Palmer amaranth is a fast growing weed native to the southwestern United States and northwestern Mexico, and has spread east and north. It has developed resistance to multiple classes of herbicides and their different modes of action, making it very difficult and expensive to control. Palmer amaranth is a prolific seed producer. Up to 500,000 seeds can come from one plant. It is also highly competitive.

It has a fast growth rate of 2- 3 inches per day and commonly reaches heights of 6- 8 feet, greatly inhibiting crop growth. Reported yield losses have been up to 91% in corn and 79% in soybean in some states. The weed can also significantly increase production costs for corn, soybean, and other crops.

What is the weed's legal status in Minnesota?

Since 2014, Palmer amaranth has been listed on Minnesota’s Prohibited Noxious Weed Eradicate List. All above and below ground parts of the plant must be destroyed. Additionally, no transportation, propagation, or sale of this plant is allowed. Failure to comply may result in enforcement action by the county or local municipality. More info on noxious weeds can be found on the MDA website.

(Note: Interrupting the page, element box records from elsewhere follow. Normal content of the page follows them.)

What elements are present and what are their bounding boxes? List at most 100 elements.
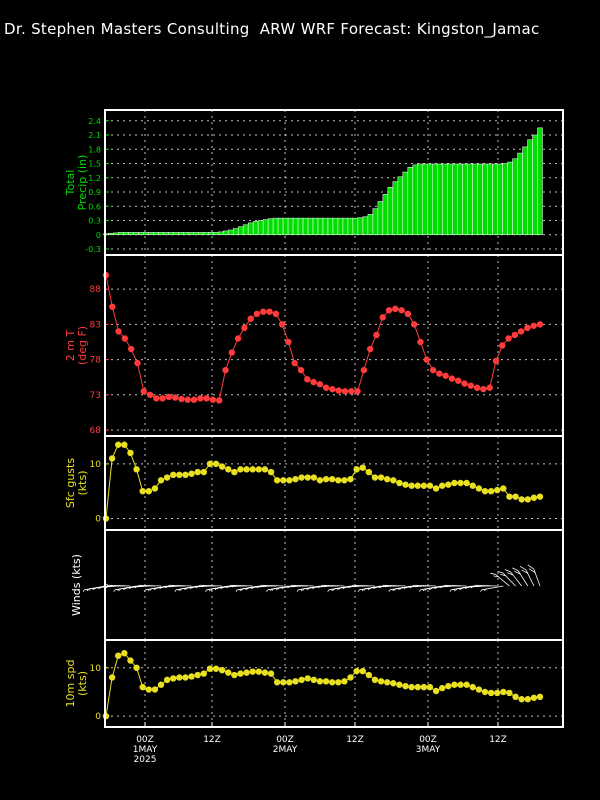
- data-point: [530, 494, 538, 501]
- data-point: [273, 477, 281, 484]
- wind-barb: [504, 569, 522, 587]
- data-point: [429, 366, 437, 374]
- data-point: [188, 470, 195, 477]
- x-tick-label: 1MAY: [133, 745, 158, 755]
- data-point: [286, 679, 293, 686]
- wind-barb: [197, 584, 223, 588]
- y-axis-label: 2 m T (deg F): [64, 326, 89, 365]
- precip-bar: [317, 217, 324, 235]
- data-point: [255, 668, 263, 675]
- series-line: [105, 652, 541, 717]
- data-point: [335, 679, 342, 686]
- data-point: [348, 388, 355, 395]
- data-point: [360, 366, 368, 374]
- precip-bar: [452, 163, 458, 236]
- data-point: [249, 668, 256, 675]
- data-point: [170, 471, 177, 478]
- wind-barb: [472, 584, 498, 588]
- y-tick-label: 0: [95, 712, 101, 722]
- data-point: [322, 475, 330, 483]
- y-tick-label: 10: [90, 664, 102, 674]
- data-point: [182, 674, 189, 681]
- precip-bar: [237, 226, 244, 236]
- precip-bar: [183, 232, 189, 235]
- data-point: [121, 335, 129, 342]
- precip-bar: [302, 217, 309, 235]
- data-point: [209, 396, 217, 403]
- data-point: [297, 366, 305, 374]
- data-point: [518, 496, 525, 503]
- precip-bar: [108, 233, 114, 235]
- data-point: [500, 485, 507, 492]
- precip-bar: [232, 228, 239, 235]
- data-point: [475, 686, 483, 693]
- data-point: [512, 693, 519, 701]
- data-point: [139, 683, 146, 691]
- data-point: [385, 307, 393, 314]
- precip-bar: [377, 201, 384, 235]
- precip-bar: [267, 218, 274, 236]
- data-point: [451, 479, 458, 487]
- y-tick-label: -0.3: [85, 245, 101, 254]
- data-point: [494, 486, 501, 494]
- data-point: [255, 466, 263, 473]
- data-point: [127, 345, 135, 353]
- data-point: [157, 477, 165, 484]
- precip-bar: [193, 232, 199, 235]
- data-point: [304, 675, 311, 682]
- x-tick-label: 12Z: [489, 735, 507, 745]
- data-point: [234, 335, 242, 342]
- precip-bar: [153, 232, 159, 235]
- data-point: [278, 321, 286, 328]
- data-point: [163, 474, 171, 481]
- precip-bar: [297, 217, 304, 235]
- data-point: [536, 493, 544, 500]
- y-tick-label: 2.1: [88, 131, 101, 140]
- data-point: [159, 395, 166, 402]
- data-point: [247, 315, 254, 322]
- data-point: [469, 482, 476, 489]
- data-point: [445, 682, 452, 690]
- data-point: [417, 338, 424, 346]
- data-point: [206, 665, 214, 672]
- y-axis-label-line: Winds (kts): [70, 554, 83, 616]
- precip-bar: [148, 232, 154, 235]
- precip-bar: [522, 146, 528, 235]
- data-point: [500, 688, 507, 696]
- precip-bar: [173, 232, 179, 235]
- data-point: [475, 485, 483, 492]
- precip-bar: [242, 224, 249, 235]
- precip-bar: [382, 194, 389, 235]
- x-tick-label: 3MAY: [416, 745, 441, 755]
- precip-bar: [422, 163, 429, 236]
- x-tick-label: 00Z: [276, 735, 294, 745]
- data-point: [310, 676, 318, 684]
- y-tick-label: 0.9: [88, 188, 101, 197]
- data-point: [218, 463, 226, 470]
- data-point: [432, 485, 440, 492]
- data-point: [506, 493, 513, 500]
- x-tick-label: 2MAY: [273, 745, 298, 755]
- data-point: [285, 338, 292, 346]
- precip-bar: [462, 163, 468, 236]
- wind-barb: [497, 570, 516, 587]
- precip-bar: [372, 208, 379, 235]
- data-point: [243, 669, 250, 676]
- data-point: [467, 382, 475, 389]
- y-tick-label: 73: [90, 391, 101, 401]
- data-point: [194, 468, 201, 476]
- data-point: [353, 466, 360, 473]
- precip-bar: [342, 217, 349, 235]
- data-point: [310, 378, 317, 386]
- precip-bar: [163, 232, 169, 235]
- data-point: [151, 686, 159, 693]
- data-point: [494, 689, 501, 697]
- data-point: [383, 475, 391, 483]
- data-point: [411, 321, 418, 328]
- y-tick-label: 83: [90, 320, 101, 330]
- data-point: [329, 385, 336, 393]
- data-point: [457, 479, 464, 487]
- precip-bar: [467, 163, 473, 236]
- data-point: [171, 394, 179, 401]
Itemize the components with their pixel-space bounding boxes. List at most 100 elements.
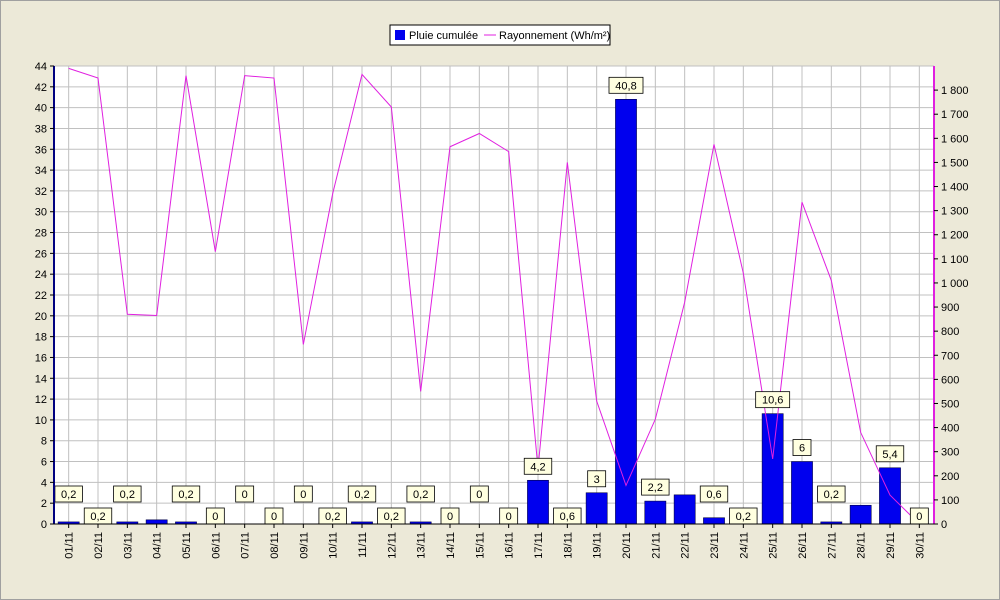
data-label-text: 0,2 bbox=[325, 511, 340, 523]
data-labels: 0,2 0,2 0,2 0,2 0 0 0 0 0,2 0,2 0,2 0,2 0 0 0 4,2 0,6 3 40… bbox=[54, 76, 929, 525]
bar bbox=[849, 504, 872, 525]
x-tick-label: 26/11 bbox=[797, 532, 809, 559]
data-label: 3 bbox=[587, 470, 607, 488]
data-label-text: 0,2 bbox=[413, 489, 428, 501]
data-label-text: 0 bbox=[212, 511, 218, 523]
data-label-box bbox=[171, 485, 201, 503]
data-label-text: 0,6 bbox=[706, 489, 721, 501]
data-label: 0 bbox=[909, 507, 929, 525]
data-label-text: 0,6 bbox=[560, 511, 575, 523]
x-tick-label: 22/11 bbox=[680, 532, 692, 559]
data-label: 0,2 bbox=[817, 485, 846, 503]
data-label-text: 0,2 bbox=[354, 489, 369, 501]
data-label: 0 bbox=[205, 507, 225, 525]
x-tick-label: 18/11 bbox=[562, 532, 574, 559]
x-tick-label: 06/11 bbox=[210, 532, 222, 559]
y-left-tick-label: 12 bbox=[35, 394, 47, 406]
x-tick-label: 08/11 bbox=[269, 532, 281, 559]
y-left-tick-label: 44 bbox=[35, 61, 47, 73]
data-label-box bbox=[608, 76, 644, 94]
axes: 0246810121416182022242628303234363840424… bbox=[35, 61, 969, 559]
y-left-tick-label: 4 bbox=[41, 477, 47, 489]
x-tick-label: 21/11 bbox=[650, 532, 662, 559]
data-label: 0 bbox=[499, 507, 519, 525]
grid bbox=[54, 65, 934, 525]
x-tick-label: 12/11 bbox=[386, 532, 398, 559]
x-tick-label: 27/11 bbox=[826, 532, 838, 559]
data-label: 5,4 bbox=[875, 445, 905, 463]
bar bbox=[585, 492, 608, 525]
y-right-tick-label: 100 bbox=[941, 495, 959, 507]
y-right-tick-label: 1 500 bbox=[941, 157, 969, 169]
bar bbox=[527, 479, 549, 525]
y-right-tick-label: 400 bbox=[941, 423, 959, 435]
legend-box bbox=[389, 24, 611, 46]
bar bbox=[644, 500, 667, 525]
data-label-text: 3 bbox=[594, 474, 600, 486]
y-left-tick-label: 42 bbox=[35, 82, 47, 94]
data-label: 10,6 bbox=[755, 391, 791, 409]
x-tick-label: 20/11 bbox=[621, 532, 633, 559]
data-label: 0,6 bbox=[699, 485, 729, 503]
data-label-box bbox=[875, 445, 905, 463]
y-left-tick-label: 28 bbox=[35, 228, 47, 240]
data-label: 2,2 bbox=[641, 478, 670, 496]
data-label-text: 4,2 bbox=[530, 461, 545, 473]
data-label: 0 bbox=[293, 485, 313, 503]
y-left-tick-label: 40 bbox=[35, 103, 47, 115]
y-right-tick-label: 700 bbox=[941, 350, 959, 362]
legend-swatch-rain bbox=[395, 30, 405, 40]
data-label-text: 0 bbox=[506, 511, 512, 523]
line-series bbox=[68, 67, 920, 525]
x-tick-label: 16/11 bbox=[504, 532, 516, 559]
x-tick-label: 02/11 bbox=[93, 532, 105, 559]
data-label-box bbox=[755, 391, 791, 409]
data-label-box bbox=[817, 485, 846, 503]
x-tick-label: 04/11 bbox=[152, 532, 164, 559]
y-left-tick-label: 18 bbox=[35, 332, 47, 344]
y-right-tick-label: 600 bbox=[941, 374, 959, 386]
bar bbox=[791, 461, 813, 525]
data-label: 0,2 bbox=[729, 507, 758, 525]
data-label-text: 0 bbox=[271, 511, 277, 523]
x-tick-label: 07/11 bbox=[240, 532, 252, 559]
data-label-text: 0,2 bbox=[824, 489, 839, 501]
y-right-tick-label: 1 600 bbox=[941, 133, 969, 145]
y-left-tick-label: 24 bbox=[35, 269, 47, 281]
x-tick-label: 13/11 bbox=[416, 532, 428, 559]
data-label-box bbox=[641, 478, 670, 496]
x-tick-label: 01/11 bbox=[64, 532, 76, 559]
data-label: 0,2 bbox=[54, 485, 83, 503]
legend: Pluie cumulée Rayonnement (Wh/m²) bbox=[389, 24, 611, 46]
data-label: 0,2 bbox=[406, 485, 435, 503]
legend-label-radiation: Rayonnement (Wh/m²) bbox=[499, 30, 610, 42]
bar bbox=[145, 519, 168, 525]
data-label-text: 0,2 bbox=[384, 511, 399, 523]
data-label-text: 10,6 bbox=[762, 395, 783, 407]
x-tick-label: 23/11 bbox=[709, 532, 721, 559]
y-left-tick-label: 0 bbox=[41, 519, 47, 531]
y-right-tick-label: 200 bbox=[941, 471, 959, 483]
data-label-box bbox=[293, 485, 313, 503]
x-tick-label: 29/11 bbox=[885, 532, 897, 559]
data-label-box bbox=[699, 485, 729, 503]
data-label-box bbox=[347, 485, 377, 503]
data-label-box bbox=[113, 485, 142, 503]
y-right-tick-label: 1 700 bbox=[941, 109, 969, 121]
y-left-tick-label: 26 bbox=[35, 248, 47, 260]
x-tick-label: 15/11 bbox=[474, 532, 486, 559]
bar bbox=[615, 99, 637, 525]
x-tick-label: 14/11 bbox=[445, 532, 457, 559]
y-left-tick-label: 30 bbox=[35, 207, 47, 219]
y-right-tick-label: 1 100 bbox=[941, 254, 969, 266]
data-label: 0,6 bbox=[553, 507, 582, 525]
y-left-tick-label: 32 bbox=[35, 186, 47, 198]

In November 2016, the Commissioner of Agriculture listed Palmer amaranth as a Prohibited Weed Seed in agricultural, vegetable, flower, tree, shrub, native grass, and forb seeds sold in Minnesota. Any seed lot contaminated with Palmer amaranth is not legal for sale in Minnesota. To properly label a seed lot, the noxious exam must include genetic testing to determine whether any Amaranthus seed found may be identified as Palmer amaranth. Visit the MDA's Seed Program website for more information on seed regulations in Minnesota.

What can you do?

Be proactive and prevent Palmer amaranth establishment.  Familiarize yourself with Palmer amaranth identification and actively look for it in crop fields, borders, ditches, conservation lands and around dairies.

If you suspect Palmer amaranth on your property, immediately call your local U of M Extension Educator or IPM Specialist, crop consultant and/or the MDA’s Arrest the Pest (888-545-6684) to report locations.

AVOID entering areas where Palmer is suspected or confirmed.   If you must enter an infested area, always clean vehicles, equipment, and clothing prior to exiting.

If planting grasses and other flower mixes for conservation plantings, carefully review the seed label to ensure that no noxious weeds are present. If you are concerned, contact the Seed Regulatory Program at the MDA at 651-201-6531 for label review and sampling. Reputable seed sources will also be able to supply seed testing results for their seed mixes. 

How can you identify Palmer amaranth?

  • Palmer amaranth is a summer annual that commonly reaches heights of 6- 8 feet but, can reach 10 feet or more.
  • The green leaves are smooth and arranged in an alternate pattern that grows symmetrically around the stem. The leaves are oval to diamond or triangle shaped. 
  • The leaves of some Palmer amaranth plants have a whitish V-shaped mark on them. Not all Palmer amaranth plants display this characteristic.
  • There are separate male and female plants.
  • Palmer amaranth looks similar to our native pigweeds such as tall waterhemp (A.  tuberculatus), Powell's amaranth (A. powellii) and redroot and smooth pigweeds (A. retroflexus and A. hybridus respectively). Here are some distinguishing characteristics:
    • Redroot and smooth pigweeds have fine hairs on their stems and leaves. Palmer amaranth and waterhemp do not have these hairs.
    • The petiole (stalk connecting a leaf to the stem) is longer than the length of the leaf. For tall waterhemp, the petiole will be only half the length of the leaf.
    • Seedhead spikes on female Palmer amaranth plants are much taller (up to 3 feet long) and more prickly than waterhemp or redroot and smooth pigweed spikes.
    • Genetic tests are available to confirm visual confirmation. Contact the MDA for labs offering this service.